DELTA_DIFFID="sha256:$(sha256sum "$WORKDIR/delta-layer.tar" | cut -d' ' -f1)"

# compress
gzip -kf "$WORKDIR/base-layer.tar"
gzip -kf "$WORKDIR/delta-layer.tar"

# compute Digests (sha256 of compressed tar)
BASE_DIGEST="sha256:$(sha256sum "$WORKDIR/base-layer.tar.gz" | cut -d' ' -f1)"
DELTA_DIGEST="sha256:$(sha256sum "$WORKDIR/delta-layer.tar.gz" | cut -d' ' -f1)"

# record sizes (needed for the manifest)
BASE_SIZE=$(stat -c%s "$WORKDIR/base-layer.tar.gz")
DELTA_SIZE=$(stat -c%s "$WORKDIR/delta-layer.tar.gz")
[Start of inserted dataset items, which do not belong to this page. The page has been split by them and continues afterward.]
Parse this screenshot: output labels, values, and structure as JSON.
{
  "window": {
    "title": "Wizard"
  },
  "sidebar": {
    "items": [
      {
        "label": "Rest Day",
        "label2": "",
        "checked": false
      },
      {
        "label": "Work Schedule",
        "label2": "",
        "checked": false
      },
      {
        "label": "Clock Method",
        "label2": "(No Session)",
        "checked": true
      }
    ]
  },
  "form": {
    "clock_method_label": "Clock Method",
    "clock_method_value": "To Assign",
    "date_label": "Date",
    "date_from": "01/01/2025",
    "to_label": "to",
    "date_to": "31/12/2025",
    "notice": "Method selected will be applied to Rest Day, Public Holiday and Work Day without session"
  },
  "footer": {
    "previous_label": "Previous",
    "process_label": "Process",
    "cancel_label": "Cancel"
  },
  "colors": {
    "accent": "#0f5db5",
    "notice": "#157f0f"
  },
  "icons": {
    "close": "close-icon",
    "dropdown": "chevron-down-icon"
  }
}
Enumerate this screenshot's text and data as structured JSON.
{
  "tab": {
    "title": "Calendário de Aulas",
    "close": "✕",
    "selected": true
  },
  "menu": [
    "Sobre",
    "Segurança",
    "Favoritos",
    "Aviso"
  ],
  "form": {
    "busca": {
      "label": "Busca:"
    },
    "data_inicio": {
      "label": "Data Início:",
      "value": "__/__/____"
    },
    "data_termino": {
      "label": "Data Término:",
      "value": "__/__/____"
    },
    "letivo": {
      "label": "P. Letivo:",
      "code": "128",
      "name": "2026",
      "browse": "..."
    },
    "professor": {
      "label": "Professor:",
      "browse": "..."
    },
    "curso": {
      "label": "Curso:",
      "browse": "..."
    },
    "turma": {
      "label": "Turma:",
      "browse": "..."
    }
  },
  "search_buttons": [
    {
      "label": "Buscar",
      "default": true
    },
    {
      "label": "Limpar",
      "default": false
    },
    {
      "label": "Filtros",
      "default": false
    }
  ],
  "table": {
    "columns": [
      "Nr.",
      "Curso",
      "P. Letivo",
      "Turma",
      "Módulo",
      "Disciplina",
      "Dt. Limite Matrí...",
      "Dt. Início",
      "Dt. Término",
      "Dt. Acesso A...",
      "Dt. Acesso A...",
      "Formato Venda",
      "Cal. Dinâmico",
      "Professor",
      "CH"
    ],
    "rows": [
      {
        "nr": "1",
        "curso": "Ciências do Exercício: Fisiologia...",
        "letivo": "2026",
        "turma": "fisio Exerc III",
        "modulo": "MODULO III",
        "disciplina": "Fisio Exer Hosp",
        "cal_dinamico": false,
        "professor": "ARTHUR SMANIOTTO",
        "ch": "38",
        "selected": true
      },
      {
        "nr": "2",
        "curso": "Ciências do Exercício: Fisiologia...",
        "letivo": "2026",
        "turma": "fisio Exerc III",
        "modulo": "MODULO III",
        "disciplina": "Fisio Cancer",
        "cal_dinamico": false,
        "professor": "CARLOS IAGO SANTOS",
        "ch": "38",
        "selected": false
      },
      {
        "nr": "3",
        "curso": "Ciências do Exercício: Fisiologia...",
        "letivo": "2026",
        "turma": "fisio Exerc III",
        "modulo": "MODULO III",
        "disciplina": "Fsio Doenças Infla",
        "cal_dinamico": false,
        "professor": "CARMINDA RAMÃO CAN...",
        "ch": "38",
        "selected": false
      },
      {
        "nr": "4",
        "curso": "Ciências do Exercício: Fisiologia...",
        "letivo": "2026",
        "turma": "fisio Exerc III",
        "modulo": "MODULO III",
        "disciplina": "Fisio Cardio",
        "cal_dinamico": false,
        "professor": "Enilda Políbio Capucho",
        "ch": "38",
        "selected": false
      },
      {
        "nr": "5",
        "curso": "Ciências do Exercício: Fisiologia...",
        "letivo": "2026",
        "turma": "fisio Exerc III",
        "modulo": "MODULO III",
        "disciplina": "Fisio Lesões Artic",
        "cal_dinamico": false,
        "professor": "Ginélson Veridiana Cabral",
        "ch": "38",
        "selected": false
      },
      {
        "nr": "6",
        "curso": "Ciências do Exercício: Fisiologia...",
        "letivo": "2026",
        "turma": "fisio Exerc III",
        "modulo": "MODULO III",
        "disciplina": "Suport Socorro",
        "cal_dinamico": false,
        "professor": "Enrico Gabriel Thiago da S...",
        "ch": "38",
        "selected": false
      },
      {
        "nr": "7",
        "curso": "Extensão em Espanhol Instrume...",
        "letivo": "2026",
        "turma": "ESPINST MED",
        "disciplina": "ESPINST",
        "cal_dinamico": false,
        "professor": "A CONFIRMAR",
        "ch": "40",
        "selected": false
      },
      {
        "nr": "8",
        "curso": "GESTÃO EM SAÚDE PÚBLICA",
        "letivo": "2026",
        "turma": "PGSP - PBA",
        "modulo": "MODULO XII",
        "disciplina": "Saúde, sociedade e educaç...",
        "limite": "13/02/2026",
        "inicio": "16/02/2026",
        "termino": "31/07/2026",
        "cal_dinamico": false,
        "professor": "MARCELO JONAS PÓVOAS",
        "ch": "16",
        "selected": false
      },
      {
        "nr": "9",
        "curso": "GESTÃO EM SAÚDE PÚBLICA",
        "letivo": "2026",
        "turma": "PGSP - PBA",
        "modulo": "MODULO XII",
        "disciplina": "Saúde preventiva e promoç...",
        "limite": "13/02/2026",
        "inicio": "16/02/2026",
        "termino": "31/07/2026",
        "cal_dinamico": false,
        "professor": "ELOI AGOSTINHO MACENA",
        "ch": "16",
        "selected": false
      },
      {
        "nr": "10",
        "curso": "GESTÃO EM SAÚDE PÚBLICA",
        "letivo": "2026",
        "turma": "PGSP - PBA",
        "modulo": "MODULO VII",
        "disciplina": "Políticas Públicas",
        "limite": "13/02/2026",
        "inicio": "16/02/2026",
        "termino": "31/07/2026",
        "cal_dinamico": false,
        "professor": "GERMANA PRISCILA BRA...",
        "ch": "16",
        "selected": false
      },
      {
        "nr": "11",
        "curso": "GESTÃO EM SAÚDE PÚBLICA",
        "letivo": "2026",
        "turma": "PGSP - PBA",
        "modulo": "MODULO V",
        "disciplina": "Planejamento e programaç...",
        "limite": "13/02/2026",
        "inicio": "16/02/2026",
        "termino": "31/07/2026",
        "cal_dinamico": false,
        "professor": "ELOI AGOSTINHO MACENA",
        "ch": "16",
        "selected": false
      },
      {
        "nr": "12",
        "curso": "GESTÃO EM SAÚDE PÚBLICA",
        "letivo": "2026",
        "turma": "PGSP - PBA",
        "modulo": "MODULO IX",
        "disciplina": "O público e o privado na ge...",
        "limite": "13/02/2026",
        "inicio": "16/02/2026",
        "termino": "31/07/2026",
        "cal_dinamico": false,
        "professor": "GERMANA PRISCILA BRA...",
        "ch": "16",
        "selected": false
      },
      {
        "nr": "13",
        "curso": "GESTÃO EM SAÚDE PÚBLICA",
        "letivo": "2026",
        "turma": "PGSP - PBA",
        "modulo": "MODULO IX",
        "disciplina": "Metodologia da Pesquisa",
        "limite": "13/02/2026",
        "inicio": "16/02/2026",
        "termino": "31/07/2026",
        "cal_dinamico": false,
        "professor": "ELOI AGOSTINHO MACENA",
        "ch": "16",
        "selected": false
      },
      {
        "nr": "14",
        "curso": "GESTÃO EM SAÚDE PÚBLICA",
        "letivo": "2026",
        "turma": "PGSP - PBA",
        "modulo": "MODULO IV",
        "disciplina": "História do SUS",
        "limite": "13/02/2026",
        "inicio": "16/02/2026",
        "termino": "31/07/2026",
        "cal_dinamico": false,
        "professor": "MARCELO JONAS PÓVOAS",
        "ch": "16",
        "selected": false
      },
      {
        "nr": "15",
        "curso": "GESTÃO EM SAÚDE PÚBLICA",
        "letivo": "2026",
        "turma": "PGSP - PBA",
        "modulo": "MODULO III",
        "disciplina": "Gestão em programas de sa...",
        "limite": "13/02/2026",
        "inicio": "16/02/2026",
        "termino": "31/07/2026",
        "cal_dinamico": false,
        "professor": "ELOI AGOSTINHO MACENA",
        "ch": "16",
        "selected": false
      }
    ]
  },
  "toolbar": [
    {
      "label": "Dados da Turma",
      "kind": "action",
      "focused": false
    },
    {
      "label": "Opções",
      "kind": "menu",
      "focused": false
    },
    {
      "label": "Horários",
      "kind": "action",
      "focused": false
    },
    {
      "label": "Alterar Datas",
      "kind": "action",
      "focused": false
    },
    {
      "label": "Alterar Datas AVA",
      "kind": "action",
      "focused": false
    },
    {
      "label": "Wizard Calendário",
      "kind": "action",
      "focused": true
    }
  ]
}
echo "base  DiffID: $BASE_DIFFID"
echo "base  Digest: $BASE_DIGEST  Size: $BASE_SIZE"
echo "delta DiffID: $DELTA_DIFFID"
echo "delta Digest: $DELTA_DIGEST  Size: $DELTA_SIZE"

we now have four hashes β€” two DiffIDs and two Digests. we’ll use them in the next step to wire everything together.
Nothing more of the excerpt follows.